A Southern Summit Of Talkers, Not Tourists
Leaders in Cartagena don't set cash registers ringing
CARTEGENA, COLOMBIA — THIS sleepy Caribbean city is the perfect setting for delegates from 113 third-world countries to gather to discuss oppression by developed countries.
Cartagena was named "The Heroic City" by 19th-century South American revolutionary leader Simon Bolivar after it resisted a siege by Spanish Royalists.
Now this Colombian port city is the site for the Nonaligned Movement's (NAM) 11th summit, where countries from Africa, Asia, and Latin America are planning a strategy to defend themselves against what they see as 20th-century imperialism.
Cartagena has been given a facelift for the occasion. Some 50 10-foot-high prints by Colombian artists have been erected on the road between the airport and the city, buildings have been given a fresh coat of paint, and potholes filled.
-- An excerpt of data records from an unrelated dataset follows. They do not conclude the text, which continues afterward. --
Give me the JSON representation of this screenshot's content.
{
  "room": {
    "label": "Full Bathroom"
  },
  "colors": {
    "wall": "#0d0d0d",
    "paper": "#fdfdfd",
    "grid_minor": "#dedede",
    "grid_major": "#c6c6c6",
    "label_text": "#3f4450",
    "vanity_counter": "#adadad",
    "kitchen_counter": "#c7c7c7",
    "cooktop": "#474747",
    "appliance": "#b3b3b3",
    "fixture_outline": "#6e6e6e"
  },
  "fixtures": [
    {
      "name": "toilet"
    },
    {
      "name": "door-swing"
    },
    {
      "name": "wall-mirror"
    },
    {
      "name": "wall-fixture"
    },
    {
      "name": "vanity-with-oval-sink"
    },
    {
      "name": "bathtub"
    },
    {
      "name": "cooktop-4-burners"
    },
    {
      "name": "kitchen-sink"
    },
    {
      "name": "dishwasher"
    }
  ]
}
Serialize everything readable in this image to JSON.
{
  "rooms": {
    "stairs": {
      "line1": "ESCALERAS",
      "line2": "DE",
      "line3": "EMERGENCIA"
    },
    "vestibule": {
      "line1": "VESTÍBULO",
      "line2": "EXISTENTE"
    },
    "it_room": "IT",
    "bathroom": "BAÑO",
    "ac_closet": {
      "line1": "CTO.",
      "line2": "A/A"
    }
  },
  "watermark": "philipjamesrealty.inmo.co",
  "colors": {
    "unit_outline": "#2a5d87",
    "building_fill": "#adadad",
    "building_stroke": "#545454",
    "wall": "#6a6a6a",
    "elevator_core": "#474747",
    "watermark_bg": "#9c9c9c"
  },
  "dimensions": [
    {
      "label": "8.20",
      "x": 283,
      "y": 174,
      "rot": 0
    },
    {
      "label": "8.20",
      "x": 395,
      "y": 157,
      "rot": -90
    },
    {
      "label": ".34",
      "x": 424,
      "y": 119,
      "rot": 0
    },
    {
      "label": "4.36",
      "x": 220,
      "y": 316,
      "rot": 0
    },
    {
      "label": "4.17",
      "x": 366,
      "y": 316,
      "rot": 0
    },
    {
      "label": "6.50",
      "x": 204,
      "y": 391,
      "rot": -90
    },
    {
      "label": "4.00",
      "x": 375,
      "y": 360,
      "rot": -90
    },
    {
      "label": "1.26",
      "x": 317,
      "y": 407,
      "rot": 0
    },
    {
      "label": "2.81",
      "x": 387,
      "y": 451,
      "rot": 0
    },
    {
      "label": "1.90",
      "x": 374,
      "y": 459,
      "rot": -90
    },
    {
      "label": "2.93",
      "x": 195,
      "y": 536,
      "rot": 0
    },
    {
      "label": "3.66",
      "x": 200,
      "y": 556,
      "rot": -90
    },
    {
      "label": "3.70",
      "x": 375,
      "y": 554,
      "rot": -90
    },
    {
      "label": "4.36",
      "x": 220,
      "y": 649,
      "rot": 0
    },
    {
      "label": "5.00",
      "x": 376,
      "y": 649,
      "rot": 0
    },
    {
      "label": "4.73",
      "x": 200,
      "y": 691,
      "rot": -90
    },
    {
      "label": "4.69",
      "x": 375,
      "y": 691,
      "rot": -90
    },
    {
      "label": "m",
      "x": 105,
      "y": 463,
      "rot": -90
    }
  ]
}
Cuban President Fidel Castro Ruz, King Hussein of Jordan, and Palestinian leader Yasser Arafat are expected guests at the Hotel Santa Clara, a 16th-century convent restored after three years' work at a cost of $2.5 million.
The third floor of the Cartagena Hilton has been transformed into a mosque for the hotel's Muslim guests, mostly from Pakistan, Iran, and Iraq.
Forty-five heads of state are among 2,500 delegates and visitors and 850 journalists crowding into Cartagena. But all these potential shoppers have not fulfilled the expectations of the local business community. "It's been really slow all week," said Jose Enrique Gonzalez, who owns a souvenir shop. "These people aren't like tourists."
Other Cartagenaros are bothered by what they see as excessive security. Those without summit credentials are stopped and subjected to rigorous searches.
Even tourists are put out. "We aren't allowed in to any cultural events," said Estel Esteban, a visitor from Spain. Tourists arriving Tuesday were not allowed to land at Cartagena's airport, which only accepted planes carrying heads of state. Only those with summit credentials can observe the spectacular music and dance arranged by the Colombian authorities.
As for the summit itself, the draft of the final declaration doubled in size even before it was seen by the foreign ministers and heads of states.
The usual in-fighting between rivals persisted. India and Pakistan vied for the presidency of the economic and social committee that was debating the summit's final document. In the end, both lost out to Sri Lanka.
A large section of the draft deals with reforming the United Nations. NAM wants a more "democratic" UN with a NAM member on the permanent Security Council. But even in the unlikely case this was approved, NAM members would find it hard to agree on a representative.